> >>-1 on buffering across requests, because the performance problems
> >>caused by the extra mmap+munmap will offset the gain you're trying
> >>to achieve with pipelining.
> >>
> >>
> >
> >Wait a second.  Now you want to stop buffering to fix a completely
> >differeny bug.  The idea that we can't keep a file_bucket in the
brigade
> >across requests is only partially true.  Take a closer look at what
we
> >are doing and why when we convert the file to an mmap.  That logic
was
> >added so that we do not leak file descriptors across requests.
> >
> >However, there are multiple options to fix that.
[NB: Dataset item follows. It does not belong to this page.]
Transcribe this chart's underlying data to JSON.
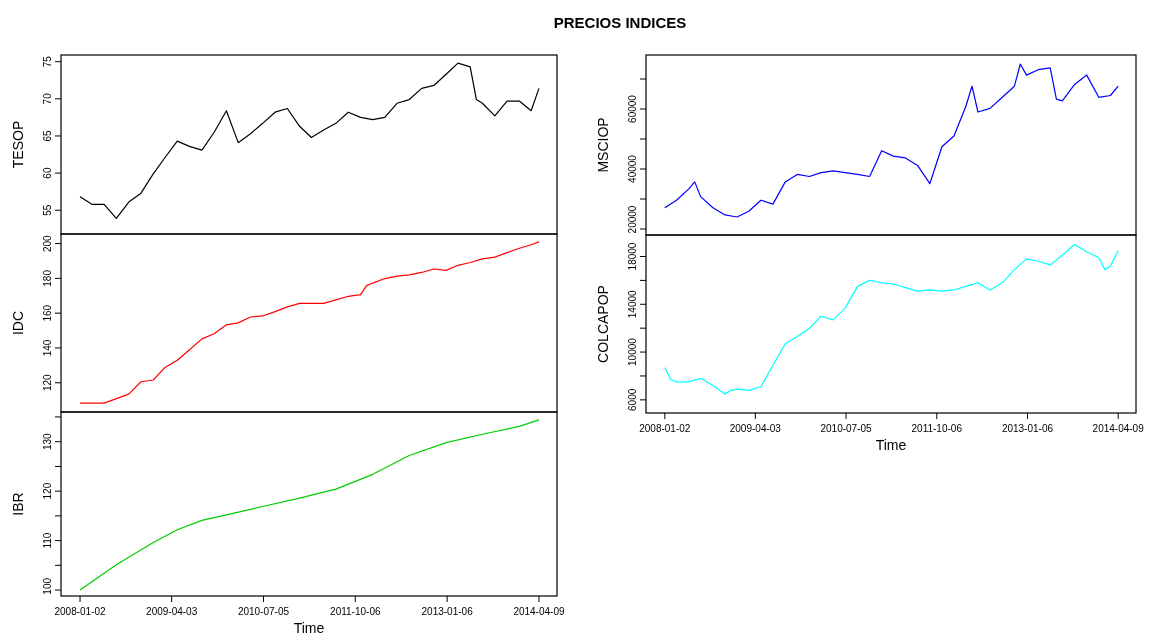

The first, and
easiest
> >one is to just have the core_output_filter call apr_file_close()
after
> >it has sent the file.  The second is to migrate the apr_file_t to the
> >conn_rec's pool if and only if the file needs to survive the
request's
> >pool being killed.  Because we are only migrating file descriptors in
> >the edge case, this shouldn't cause a big enough leak to cause a
> >problem.
> >
> 
> Migrating the apr_file_t to the conn_rec's pool is an appealing
> solution, but it's quite dangerous.  With that logic added to the
> current 8KB threshold, it would be too easy to make an httpd run
> out of file descriptors: Send a pipeline of a few hundred requests
> for some tiny file (e.g., a small image).  They all get setaside
> into the conn_rec's pool.  Then send a request for something
> that takes a long time to process, like a CGI.  Run multiple
> copies of this against the target httpd at once, and you'll be
> able to exhaust the file descriptors for a threaded httpd all
> too easily.

That is why we allow people to control how many requests can be sent on
the same connection.  Or, you can just have a limit on the number of
file descriptors that you are willing to buffer.  And, the pipe_read
function should be smart enough that if we don't get any data off of the
pipe, for say 30 seconds, then we flush whatever data we currently have.

> >>That's not the problem that I care about.  The problem that matters
> >>is the one that happens in the real world, as a side-effect of the
> >>core_output_filter() code trying to be too clever:
> >>  - Client opens a keepalive connection to httpd
> >>  - Cclient requests a file smaller than 8KB
> >>  - core_output_filter(), upon seeing the file bucket followed by
EOS,
> >>    decides to buffer the output because it has less than 8KB total.
> >>  - There isn't another request ready to be read (read returns
EAGAIN)
> >>    because the client isn't pipelining its connections.  So we then
> >>    do the writev of the file that we've just finished buffering.
> >
> >But, this case only happens if the headers + the file are less than
8k.
> >If the file is >10k, then this problem doesn't actually exist at all.
> >As I said above, there are better ways to fix this than removing all
> >ability to pipeline responses.
> >
> 
> We're not removing the ability to pipeline responses.

You are removing a perfectly valid optimization to stop us from sending
a lot of small packets across pipelined responses.